A to C. Models for lncRNA birth. Grey line: DNA. Purple: noncoding transcripts. The arrow on the left denotes progression in time. A. Transcription of unstable and short noncoding RNAs (e.g. PROMPT), from a bidirectional promoter (divergent transcription in the antisense direction from a protein-coding gene, brown ellipse) or from a newly inserted TE (orange box). B. Both transcript represented in A may elongate by gain of 5’ splicing sites and/or loss of poly adenylation sites [91]. C. Acquisition of splicing signals stabilizes further the transcript.

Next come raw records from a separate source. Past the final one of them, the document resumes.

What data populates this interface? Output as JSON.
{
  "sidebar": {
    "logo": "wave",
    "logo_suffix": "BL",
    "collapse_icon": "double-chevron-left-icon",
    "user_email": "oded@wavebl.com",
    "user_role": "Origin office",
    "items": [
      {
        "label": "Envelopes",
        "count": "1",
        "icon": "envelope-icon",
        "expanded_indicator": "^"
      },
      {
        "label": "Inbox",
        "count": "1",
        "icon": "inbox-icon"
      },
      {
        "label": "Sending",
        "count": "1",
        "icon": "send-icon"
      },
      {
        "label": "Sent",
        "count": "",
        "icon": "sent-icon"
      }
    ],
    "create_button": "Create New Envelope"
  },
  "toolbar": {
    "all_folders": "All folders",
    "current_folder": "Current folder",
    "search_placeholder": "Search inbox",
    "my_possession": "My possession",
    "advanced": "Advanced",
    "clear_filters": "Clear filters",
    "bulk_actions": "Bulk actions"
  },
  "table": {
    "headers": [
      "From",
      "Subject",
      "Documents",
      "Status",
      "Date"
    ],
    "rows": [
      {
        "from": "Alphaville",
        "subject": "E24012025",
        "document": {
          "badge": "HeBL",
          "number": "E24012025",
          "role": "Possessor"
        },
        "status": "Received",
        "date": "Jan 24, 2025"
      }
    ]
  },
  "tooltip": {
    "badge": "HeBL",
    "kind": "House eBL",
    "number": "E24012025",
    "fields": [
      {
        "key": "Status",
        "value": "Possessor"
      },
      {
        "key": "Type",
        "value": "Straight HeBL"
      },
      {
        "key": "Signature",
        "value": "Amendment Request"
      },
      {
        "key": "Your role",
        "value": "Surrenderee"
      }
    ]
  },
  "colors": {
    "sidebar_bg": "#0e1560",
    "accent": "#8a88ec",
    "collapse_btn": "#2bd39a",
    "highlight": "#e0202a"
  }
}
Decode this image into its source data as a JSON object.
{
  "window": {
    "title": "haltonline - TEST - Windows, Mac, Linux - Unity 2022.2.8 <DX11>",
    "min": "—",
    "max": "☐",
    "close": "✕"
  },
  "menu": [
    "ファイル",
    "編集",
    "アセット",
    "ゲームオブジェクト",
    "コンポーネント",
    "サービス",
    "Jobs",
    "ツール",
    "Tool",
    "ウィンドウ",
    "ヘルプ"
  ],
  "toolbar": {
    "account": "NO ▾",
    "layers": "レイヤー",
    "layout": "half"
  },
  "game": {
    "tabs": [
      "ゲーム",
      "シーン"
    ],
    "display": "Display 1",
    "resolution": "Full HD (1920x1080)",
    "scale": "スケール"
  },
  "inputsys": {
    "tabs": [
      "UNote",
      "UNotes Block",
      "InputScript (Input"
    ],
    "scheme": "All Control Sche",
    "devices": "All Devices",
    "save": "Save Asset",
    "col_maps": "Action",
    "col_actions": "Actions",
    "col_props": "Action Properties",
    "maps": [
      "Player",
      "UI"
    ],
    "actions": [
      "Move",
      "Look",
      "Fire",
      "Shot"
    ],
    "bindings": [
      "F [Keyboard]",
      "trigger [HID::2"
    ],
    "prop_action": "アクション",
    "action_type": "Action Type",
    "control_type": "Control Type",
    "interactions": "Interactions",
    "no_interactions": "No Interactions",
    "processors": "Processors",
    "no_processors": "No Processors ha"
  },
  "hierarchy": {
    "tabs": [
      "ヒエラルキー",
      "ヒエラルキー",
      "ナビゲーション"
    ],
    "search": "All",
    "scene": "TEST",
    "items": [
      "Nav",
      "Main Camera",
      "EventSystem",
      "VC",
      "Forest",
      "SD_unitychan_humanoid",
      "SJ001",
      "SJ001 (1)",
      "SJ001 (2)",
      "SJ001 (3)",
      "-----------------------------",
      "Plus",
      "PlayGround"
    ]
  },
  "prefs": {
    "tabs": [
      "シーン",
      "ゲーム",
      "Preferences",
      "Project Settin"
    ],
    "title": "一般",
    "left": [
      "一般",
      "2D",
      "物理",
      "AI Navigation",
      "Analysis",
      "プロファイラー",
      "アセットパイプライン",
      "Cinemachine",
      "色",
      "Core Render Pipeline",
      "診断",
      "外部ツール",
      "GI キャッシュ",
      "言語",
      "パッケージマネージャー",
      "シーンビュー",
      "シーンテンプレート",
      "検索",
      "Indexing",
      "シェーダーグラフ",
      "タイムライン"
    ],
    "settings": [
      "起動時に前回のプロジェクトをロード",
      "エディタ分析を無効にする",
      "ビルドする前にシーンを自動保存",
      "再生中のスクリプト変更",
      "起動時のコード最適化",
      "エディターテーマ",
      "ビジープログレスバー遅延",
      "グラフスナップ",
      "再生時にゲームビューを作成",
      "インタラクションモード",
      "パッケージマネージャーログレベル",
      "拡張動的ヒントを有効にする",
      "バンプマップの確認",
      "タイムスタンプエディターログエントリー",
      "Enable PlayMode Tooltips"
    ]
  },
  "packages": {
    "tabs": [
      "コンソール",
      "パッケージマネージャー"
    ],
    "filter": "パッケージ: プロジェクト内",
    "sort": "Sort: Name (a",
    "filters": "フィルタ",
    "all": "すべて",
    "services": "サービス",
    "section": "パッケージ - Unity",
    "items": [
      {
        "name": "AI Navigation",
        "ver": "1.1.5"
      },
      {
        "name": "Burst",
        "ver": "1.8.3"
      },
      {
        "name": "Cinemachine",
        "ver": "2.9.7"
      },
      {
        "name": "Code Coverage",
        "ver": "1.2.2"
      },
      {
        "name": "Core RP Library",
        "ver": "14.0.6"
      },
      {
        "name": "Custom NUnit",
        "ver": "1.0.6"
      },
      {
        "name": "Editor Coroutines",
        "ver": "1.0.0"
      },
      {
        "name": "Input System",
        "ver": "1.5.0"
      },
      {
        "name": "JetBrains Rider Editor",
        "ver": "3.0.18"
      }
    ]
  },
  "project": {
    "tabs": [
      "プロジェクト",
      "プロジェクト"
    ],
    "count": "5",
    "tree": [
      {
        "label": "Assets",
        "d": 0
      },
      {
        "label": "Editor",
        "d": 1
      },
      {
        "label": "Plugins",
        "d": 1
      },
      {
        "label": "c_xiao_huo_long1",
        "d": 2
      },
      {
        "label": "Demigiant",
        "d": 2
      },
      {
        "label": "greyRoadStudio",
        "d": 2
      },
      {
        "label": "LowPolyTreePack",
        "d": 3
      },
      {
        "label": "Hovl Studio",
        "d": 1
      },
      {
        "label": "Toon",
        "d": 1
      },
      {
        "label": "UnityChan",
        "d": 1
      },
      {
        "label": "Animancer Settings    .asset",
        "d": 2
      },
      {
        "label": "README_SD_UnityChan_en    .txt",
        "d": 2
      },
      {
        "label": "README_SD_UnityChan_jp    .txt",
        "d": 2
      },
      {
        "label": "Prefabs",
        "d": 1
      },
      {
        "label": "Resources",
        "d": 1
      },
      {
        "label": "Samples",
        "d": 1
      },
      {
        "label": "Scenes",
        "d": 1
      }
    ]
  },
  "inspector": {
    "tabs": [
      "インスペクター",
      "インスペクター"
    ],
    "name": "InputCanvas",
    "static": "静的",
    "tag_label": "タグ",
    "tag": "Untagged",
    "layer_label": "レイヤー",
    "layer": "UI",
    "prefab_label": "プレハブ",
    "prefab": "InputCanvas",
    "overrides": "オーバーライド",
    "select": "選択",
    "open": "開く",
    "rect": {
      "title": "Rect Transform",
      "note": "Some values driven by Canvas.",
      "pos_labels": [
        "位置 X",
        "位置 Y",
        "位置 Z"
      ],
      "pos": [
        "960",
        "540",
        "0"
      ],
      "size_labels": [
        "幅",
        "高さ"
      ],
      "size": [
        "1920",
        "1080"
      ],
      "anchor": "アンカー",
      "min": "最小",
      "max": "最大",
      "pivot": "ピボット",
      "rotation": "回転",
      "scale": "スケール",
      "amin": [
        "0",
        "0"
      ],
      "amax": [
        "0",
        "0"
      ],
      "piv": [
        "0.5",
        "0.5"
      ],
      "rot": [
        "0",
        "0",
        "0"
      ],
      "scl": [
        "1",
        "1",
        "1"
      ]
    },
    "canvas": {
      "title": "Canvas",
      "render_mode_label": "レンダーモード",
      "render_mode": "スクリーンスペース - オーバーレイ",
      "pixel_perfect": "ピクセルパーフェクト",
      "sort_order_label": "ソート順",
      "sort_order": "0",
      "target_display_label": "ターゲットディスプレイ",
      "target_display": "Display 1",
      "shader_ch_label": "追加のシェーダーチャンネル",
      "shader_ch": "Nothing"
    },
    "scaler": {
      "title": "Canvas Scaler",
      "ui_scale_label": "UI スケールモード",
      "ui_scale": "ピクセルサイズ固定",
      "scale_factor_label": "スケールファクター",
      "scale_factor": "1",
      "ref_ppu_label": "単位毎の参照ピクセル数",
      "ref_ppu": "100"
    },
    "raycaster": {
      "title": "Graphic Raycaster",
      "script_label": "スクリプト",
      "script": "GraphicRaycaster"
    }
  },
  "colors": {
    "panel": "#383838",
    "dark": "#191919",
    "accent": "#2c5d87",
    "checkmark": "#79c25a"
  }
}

Figure 4. TE involvement in lncRNA turnover

The figure represents “TE first” and “lncRNA first” models. On the left, phylogenetic relationships between four hypothetical species are represented along with four independent waves of TE invasion (filled and numbered triangles, as follow: 1; brown. 2; orange. 3; pink. 4; yellow). Filled boxes with the same colors represent a TE after insertion on the three other panels. At locus A, the “TE first” model is schematized by a transcript born after TE invasions. Orange TE provides the TSS and some TE material corresponding to a more ancient invasion (brown) could be coopted as well. At locus B, the “lncRNA first” model (the origin of the lncRNA predates TE incorporation) is schematized by transposons integrating or close to lncRNAs. This can lead to transcript alterations: birth of an alternative lncRNA that may or may not replace the originally shared lncRNA (pink), or death of the lncRNA by disruption of the cis-regulatory sequences (yellow). The two models are non-exclusive and can draw a quite complicated evolutionary picture due to the continuous turn over; for example lineage specific TEs could insert close to the lncRNA represented in locus A and alter it. LncRNA exons are represented as boxes filled in light grey, and arrow marks the TSS. Grey lines represent genomic DNA.